Story
Hello ....
I've decided to take my bike on a 40-mile outing to Hastings on 18th September to raise money for the University of Brighton Southern African Scholarship Fund (more info on this below .....). Any pennies donated will be gratefully received (along with any spare cushions for 19th Sept!).
Jules. x
About the Southern African Scholarship Fund
The Southern African Scholarship Fund was set up by the University of Brighton Students’ Union in 1987/88 to commemorate the tenth anniversary of the death of Steve Biko, a political activist and former leader of the Southern African Students Association who died in police custody under the Apartheid regime in South Africa. Although, the first multi-racial elections in 1994 brought an end to apartheid and ushered in majority rule under an African National Congress (ANC)-led government, South Africa still struggles to address apartheid-era imbalances in decent housing, education, and health care. The Southern African Scholarship Fund aims to help the development of South Africa and its neighbouring countries by funding Southern African Scholars on courses which directly benefit the wider community when they return home. To date, the fund has supported trainee teachers, engineers, doctors and nurses. Your sponsorship will help provide a scholarship to a student from South Africa, Namibia, Swaziland, Botswana, Zambia, Mozambique or Angola.
The scholarship has recently been supporting medical students and nurses from Zambia. Like most of Southern Africa, Zambia suffered extensive destruction during the apartheid South Africa-backed regional destabilization war of the 1970s and 1980s.

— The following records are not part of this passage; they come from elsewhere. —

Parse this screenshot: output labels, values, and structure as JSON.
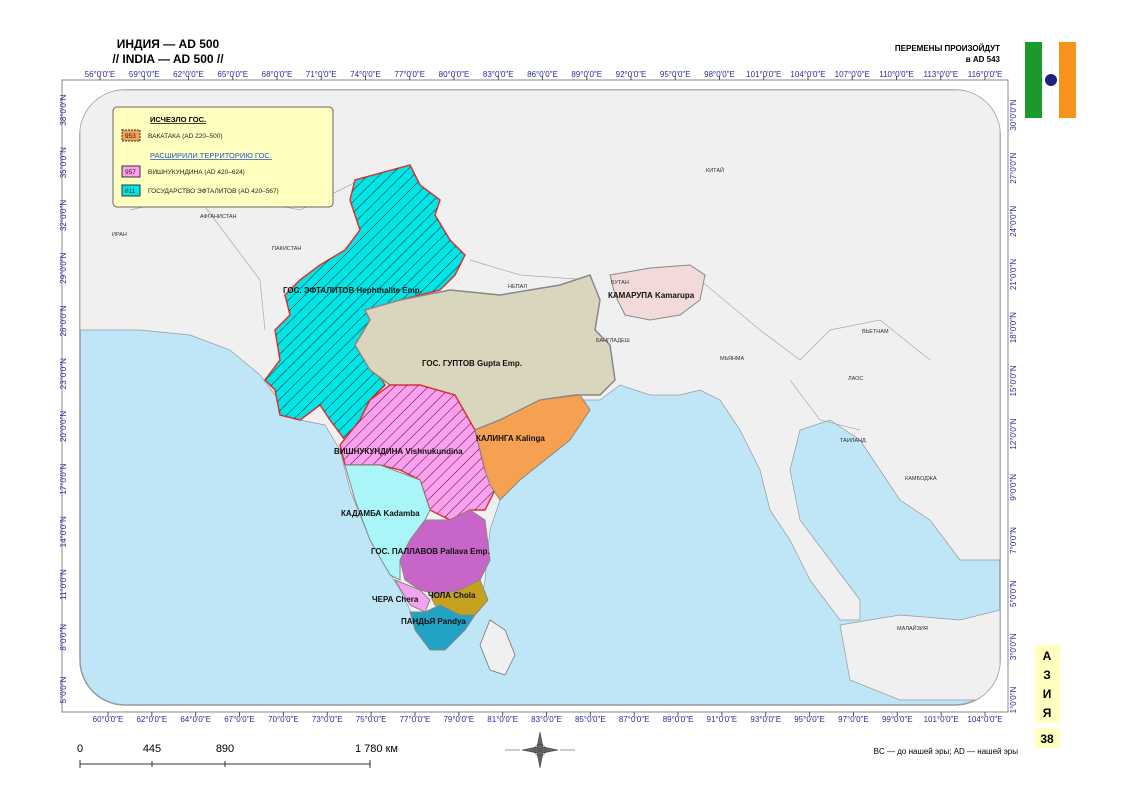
{
  "header": {
    "title_ru": "ИНДИЯ — AD 500",
    "title_en": "// INDIA — AD 500 //",
    "changes": "ПЕРЕМЕНЫ ПРОИЗОЙДУТ",
    "changes_date": "в AD 543"
  },
  "legend": {
    "vanished_heading": "ИСЧЕЗЛО ГОС.",
    "vanished": [
      {
        "code": "953",
        "label": "ВАКАТАКА (AD 220–500)"
      }
    ],
    "expanded_heading": "РАСШИРИЛИ ТЕРРИТОРИЮ ГОС.",
    "expanded": [
      {
        "code": "957",
        "label": "ВИШНУКУНДИНА (AD 420–624)"
      },
      {
        "code": "811",
        "label": "ГОСУДАРСТВО ЭФТАЛИТОВ (AD 420–567)"
      }
    ]
  },
  "top_ticks": [
    "56°0'0\"E",
    "59°0'0\"E",
    "62°0'0\"E",
    "65°0'0\"E",
    "68°0'0\"E",
    "71°0'0\"E",
    "74°0'0\"E",
    "77°0'0\"E",
    "80°0'0\"E",
    "83°0'0\"E",
    "86°0'0\"E",
    "89°0'0\"E",
    "92°0'0\"E",
    "95°0'0\"E",
    "98°0'0\"E",
    "101°0'0\"E",
    "104°0'0\"E",
    "107°0'0\"E",
    "110°0'0\"E",
    "113°0'0\"E",
    "116°0'0\"E"
  ],
  "bottom_ticks": [
    "60°0'0\"E",
    "62°0'0\"E",
    "64°0'0\"E",
    "67°0'0\"E",
    "70°0'0\"E",
    "73°0'0\"E",
    "75°0'0\"E",
    "77°0'0\"E",
    "79°0'0\"E",
    "81°0'0\"E",
    "83°0'0\"E",
    "85°0'0\"E",
    "87°0'0\"E",
    "89°0'0\"E",
    "91°0'0\"E",
    "93°0'0\"E",
    "95°0'0\"E",
    "97°0'0\"E",
    "99°0'0\"E",
    "101°0'0\"E",
    "104°0'0\"E"
  ],
  "left_ticks": [
    "38°0'0\"N",
    "35°0'0\"N",
    "32°0'0\"N",
    "29°0'0\"N",
    "26°0'0\"N",
    "23°0'0\"N",
    "20°0'0\"N",
    "17°0'0\"N",
    "14°0'0\"N",
    "11°0'0\"N",
    "8°0'0\"N",
    "5°0'0\"N"
  ],
  "right_ticks": [
    "30°0'0\"N",
    "27°0'0\"N",
    "24°0'0\"N",
    "21°0'0\"N",
    "18°0'0\"N",
    "15°0'0\"N",
    "12°0'0\"N",
    "9°0'0\"N",
    "7°0'0\"N",
    "5°0'0\"N",
    "3°0'0\"N",
    "1°0'0\"N"
  ],
  "countries": [
    "ИРАН",
    "АФГАНИСТАН",
    "ПАКИСТАН",
    "КИТАЙ",
    "НЕПАЛ",
    "БУТАН",
    "БАНГЛАДЕШ",
    "МЬЯНМА",
    "ВЬЕТНАМ",
    "ЛАОС",
    "ТАИЛАНД",
    "КАМБОДЖА",
    "МАЛАЙЗИЯ"
  ],
  "states": [
    "ГОС. ЭФТАЛИТОВ  Hephthalite Emp.",
    "ГОС. ГУПТОВ  Gupta Emp.",
    "ВИШНУКУНДИНА  Vishnukundina",
    "КАЛИНГА  Kalinga",
    "КАДАМБА  Kadamba",
    "ГОС. ПАЛЛАВОВ  Pallava Emp.",
    "ЧЕРА  Chera",
    "ЧОЛА  Chola",
    "ПАНДЬЯ  Pandya",
    "КАМАРУПА  Kamarupa"
  ],
  "scale": [
    "0",
    "445",
    "890",
    "1 780 км"
  ],
  "note": "BC — до нашей эры; AD — нашей эры",
  "side_tab": [
    "А",
    "З",
    "И",
    "Я"
  ],
  "page_number": "38"
}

Also in common with most of the Southern region, Zambia has HIV/AIDS prevalence rates that are among the highest in the world, standing at about 14.3% to 15.2%. About 80% of Zambians depend on farming, although only 7 percent of the land is arable. Most live below the "extreme poverty line" of less than $1 a day. (http://www.africare.org/our-work/where-we-work/zambia/index.php)

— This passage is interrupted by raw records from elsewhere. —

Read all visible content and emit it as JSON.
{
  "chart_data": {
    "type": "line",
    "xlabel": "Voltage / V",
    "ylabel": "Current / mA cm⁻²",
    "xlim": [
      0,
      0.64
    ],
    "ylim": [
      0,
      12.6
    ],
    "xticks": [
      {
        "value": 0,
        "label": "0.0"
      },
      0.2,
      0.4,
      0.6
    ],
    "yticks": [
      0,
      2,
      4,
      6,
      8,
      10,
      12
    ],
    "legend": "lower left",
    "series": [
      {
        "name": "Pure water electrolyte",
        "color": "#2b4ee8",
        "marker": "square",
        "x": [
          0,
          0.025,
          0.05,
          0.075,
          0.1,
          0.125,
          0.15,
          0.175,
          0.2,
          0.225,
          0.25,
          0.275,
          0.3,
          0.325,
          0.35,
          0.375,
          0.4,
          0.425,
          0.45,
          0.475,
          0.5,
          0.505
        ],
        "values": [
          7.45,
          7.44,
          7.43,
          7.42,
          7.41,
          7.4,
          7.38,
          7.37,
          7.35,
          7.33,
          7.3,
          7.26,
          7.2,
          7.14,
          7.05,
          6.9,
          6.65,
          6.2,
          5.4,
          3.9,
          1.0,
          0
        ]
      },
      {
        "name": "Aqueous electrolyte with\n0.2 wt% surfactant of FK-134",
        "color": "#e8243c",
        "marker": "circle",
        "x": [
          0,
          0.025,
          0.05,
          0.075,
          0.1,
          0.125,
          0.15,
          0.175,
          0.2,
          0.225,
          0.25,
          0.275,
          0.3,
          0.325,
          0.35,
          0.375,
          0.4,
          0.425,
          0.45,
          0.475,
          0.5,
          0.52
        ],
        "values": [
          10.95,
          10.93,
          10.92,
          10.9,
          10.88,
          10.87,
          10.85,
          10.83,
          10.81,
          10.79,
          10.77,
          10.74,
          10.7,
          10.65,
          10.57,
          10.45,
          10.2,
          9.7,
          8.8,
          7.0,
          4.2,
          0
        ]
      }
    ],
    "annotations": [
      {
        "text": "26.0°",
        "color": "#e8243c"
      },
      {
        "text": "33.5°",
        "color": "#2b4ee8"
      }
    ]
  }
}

Two Zambian nurse educators attended a three month critical care module at the university in 2009 and subsequently developed an Intensive Care course which they are now teaching at the Lusaka Nursing School to nurses from all over Zambia. This small but effective initiative will ensure that where there was only one intensive care nurse in a country of nearly 12 million people, in a couple of years there will be nurses all over Zambia specialising in this important area of nursing. So you can see how the money raised ensures real positive changes to those who need it most.